Ainsi nous nous séparâmes de ce groupe médisant dès que la gradée eut donné son accord. Bientôt les clabauderies s’intensifieraient, en attendant, je profitais de l’occasion de revoir mon ami. Ses traits s’étaient tendus, et il se mordillait les lèvres faute de mieux. Tant devait être dit, si peu de temps nous restait !

— Désolée, Vando, murmurai-je. Tu es emprisonné alors que je suis encore dans l’armée…

— Je ne t’en veux pas, pardonna mon ancien confrère. Ce n’est pas ta décision. Rester dans l’armée te permet encore d’agir… Cette chance n’est pas offerte à tous.

— Il n’est pas encore trop tard ! Vandoraï, tel que tu es considéré, ils risquent de t’exécuter.

— Sûrement, oui… Même si j’essaie de m’échapper, je serais traqué. Cette possibilité est tentante. Mais peu importe comment je finis, je suis content d’avoir pris conscience de ce que j’étais. Je n’ai pas les mots pour… pour…

Vandoraï réprima un sanglot… Sur ses tempes coulaient d’authentiques larmes.

— J’aimais Shimri ! affirma-t-il. Elle a effacé tous mes préjugés. Elle m’a aidé à voir au-delà des frontières de mon pays, à comprendre que notre rivalité contre le Dunshamon était absurde. Que nos différences culturelles pouvaient être effacées… Peut-être qu’une telle alliance ne se reproduira jamais. Bon sang, je n’ai jamais su la remercier pour tout ce qu’elle a fait !

— Au fond d’elle, elle le savait. Nous l’avons suivie jusqu’au bout de nos convictions.

— Est-ce que ça suffira ? La guerre se poursuit encore…

— Plus pour longtemps, j’en suis persuadée. Nous avons éveillé la conscience. Nous avons lutté contre la pensée unique.

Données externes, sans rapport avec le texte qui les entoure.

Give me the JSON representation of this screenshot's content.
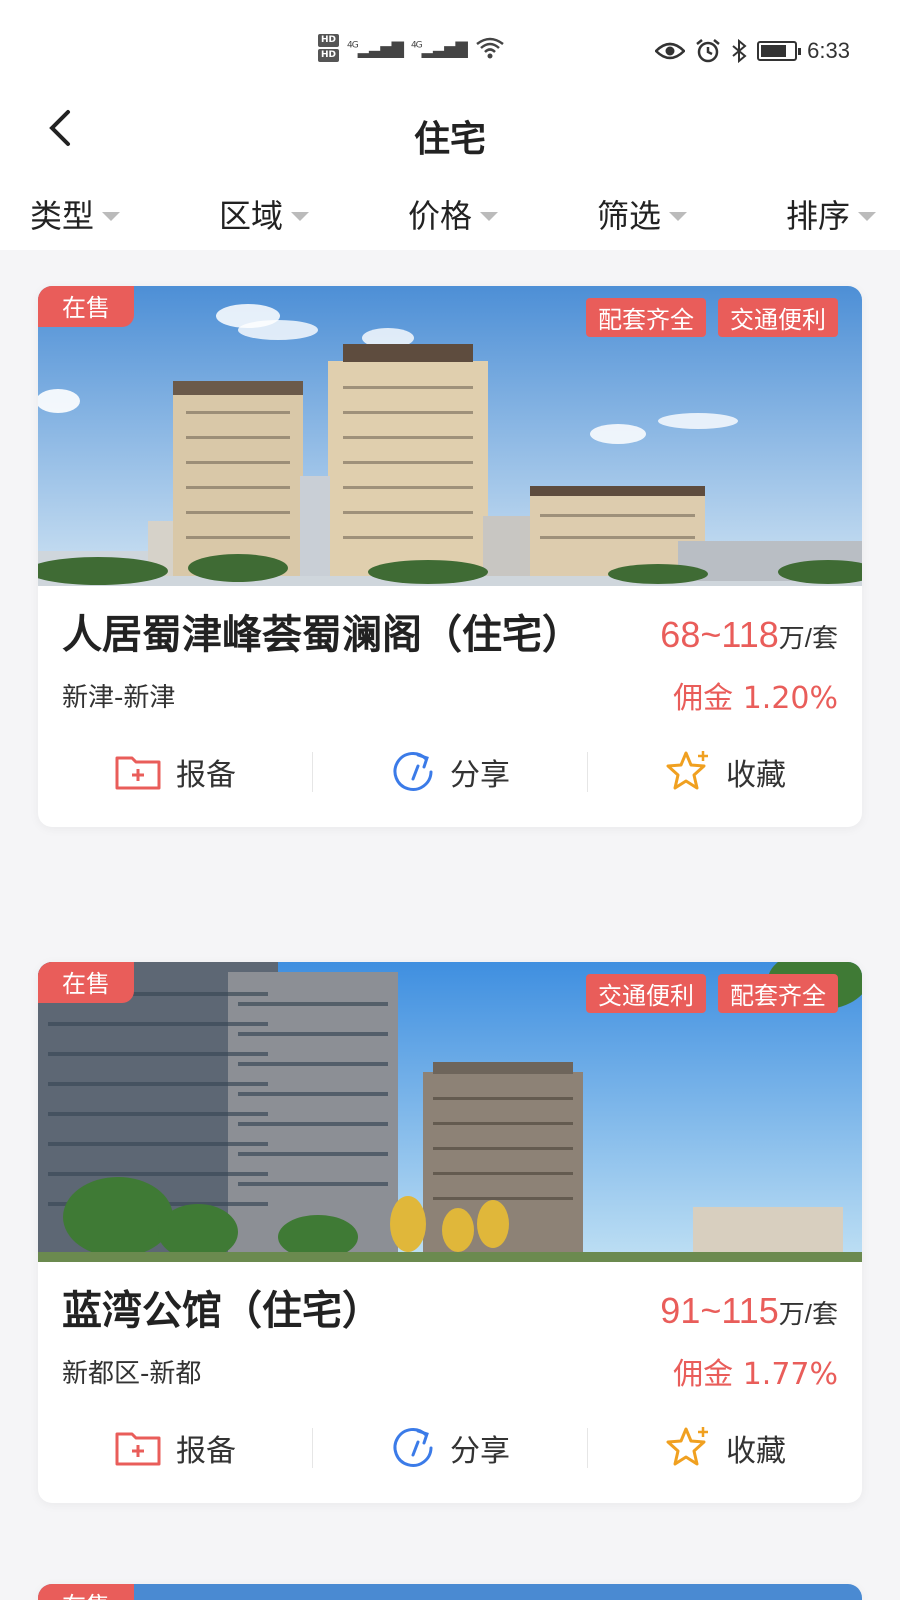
{
  "status": {
    "time": "6:33",
    "hd1": "HD",
    "hd2": "HD",
    "net1": "4G",
    "net2": "4G"
  },
  "header": {
    "title": "住宅"
  },
  "filters": [
    {
      "label": "类型"
    },
    {
      "label": "区域"
    },
    {
      "label": "价格"
    },
    {
      "label": "筛选"
    },
    {
      "label": "排序"
    }
  ],
  "colors": {
    "accent": "#e95d5a",
    "share_blue": "#3b7be8",
    "star_orange": "#f0a020"
  },
  "listings": [
    {
      "status": "在售",
      "tags": [
        "配套齐全",
        "交通便利"
      ],
      "name": "人居蜀津峰荟蜀澜阁（住宅）",
      "price": "68~118",
      "unit": "万/套",
      "area": "新津-新津",
      "commission": "佣金 1.20%",
      "actions": {
        "report": "报备",
        "share": "分享",
        "favorite": "收藏"
      }
    },
    {
      "status": "在售",
      "tags": [
        "交通便利",
        "配套齐全"
      ],
      "name": "蓝湾公馆（住宅）",
      "price": "91~115",
      "unit": "万/套",
      "area": "新都区-新都",
      "commission": "佣金 1.77%",
      "actions": {
        "report": "报备",
        "share": "分享",
        "favorite": "收藏"
      }
    },
    {
      "status": "在售"
    }
  ]
}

— Même si des malheurs s’achèvent, d’autres les remplaceront. Je réalise désormais la fragilité de mon peuple. Nous nous prétendons fiers et invincibles, mais nous craignons ce qui est plus fort que nous. La vérité, c’est que les Tordwalais ont peur. Et je ne leur donne pas tort… Les changements du monde nous affectent au-delà de notre petite personne, au-delà d’un seul territoire. Une ère touche à sa fin.

Ladite sergente s’intercala entre nous deux. Je reculai d’un bond comme elle avait subitement coupé notre conversation !

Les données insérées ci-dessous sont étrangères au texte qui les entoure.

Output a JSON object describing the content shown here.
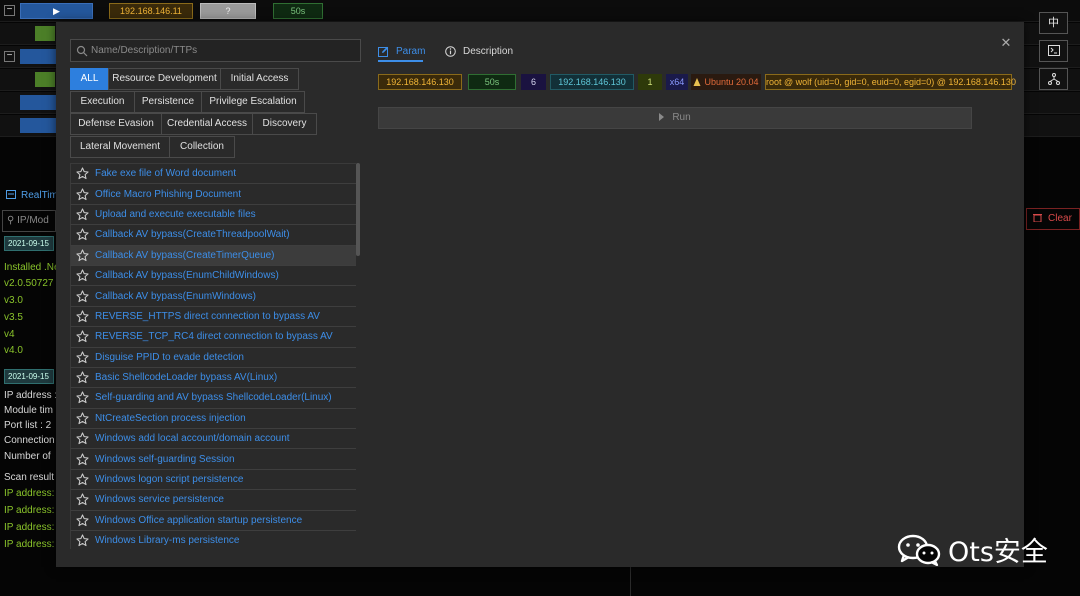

— Assez de temps perdu ! trancha-t-elle. Ton peuple réclame ta tête, Vandoraï. En te ramenant, dans une délégation de Carôniens et de Tordwalais, nous prouvons que notre alliance est toujours scellée et que la dissidence a plusieurs origines.

— Faites donc, accepta Vandoraï. D’autres prendront notre place. D’autres lutteront. Vous serez incapables de tous les arrêter.

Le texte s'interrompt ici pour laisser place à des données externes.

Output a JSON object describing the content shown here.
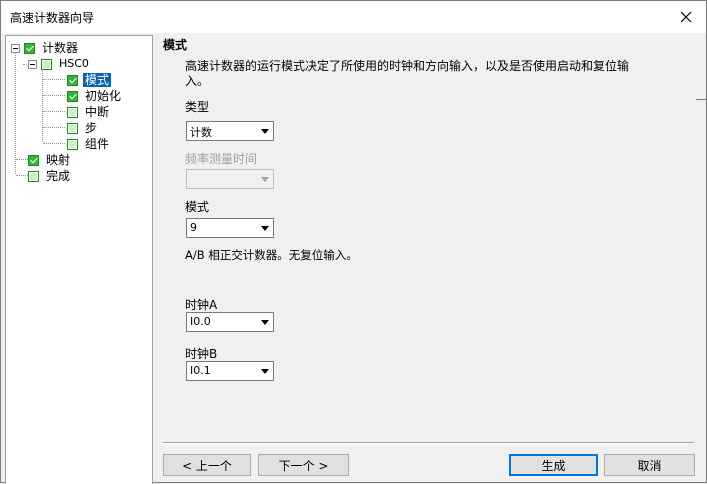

Irritée, la militaire l’agrippa par le poignet et l’entraîna vers la porte entrouverte. Si seulement j’avais encore la force de me soulever, de contrecarrer tous ces insidieux plans ! Cela reviendrait toutefois à déshonorer ceux qui exigeaient ma patience… Vandoraï disparaîtrait de mon existence, pas mort, mais tout comme. La tempête destructrice emportait peu à peu chacun de mes proches, dans la plus âpre des condamnations ! Bientôt ne subsisteraient plus que les bourreaux…

Vandoraï m’accorda un ultime regard, empreint de résolution, saturé de regrets.

— Adieu, Denna, dit-il. Transmets mes salutations à ceux qui défendent encore des bonnes valeurs.

Puis il s’évanouit dans la nitescence.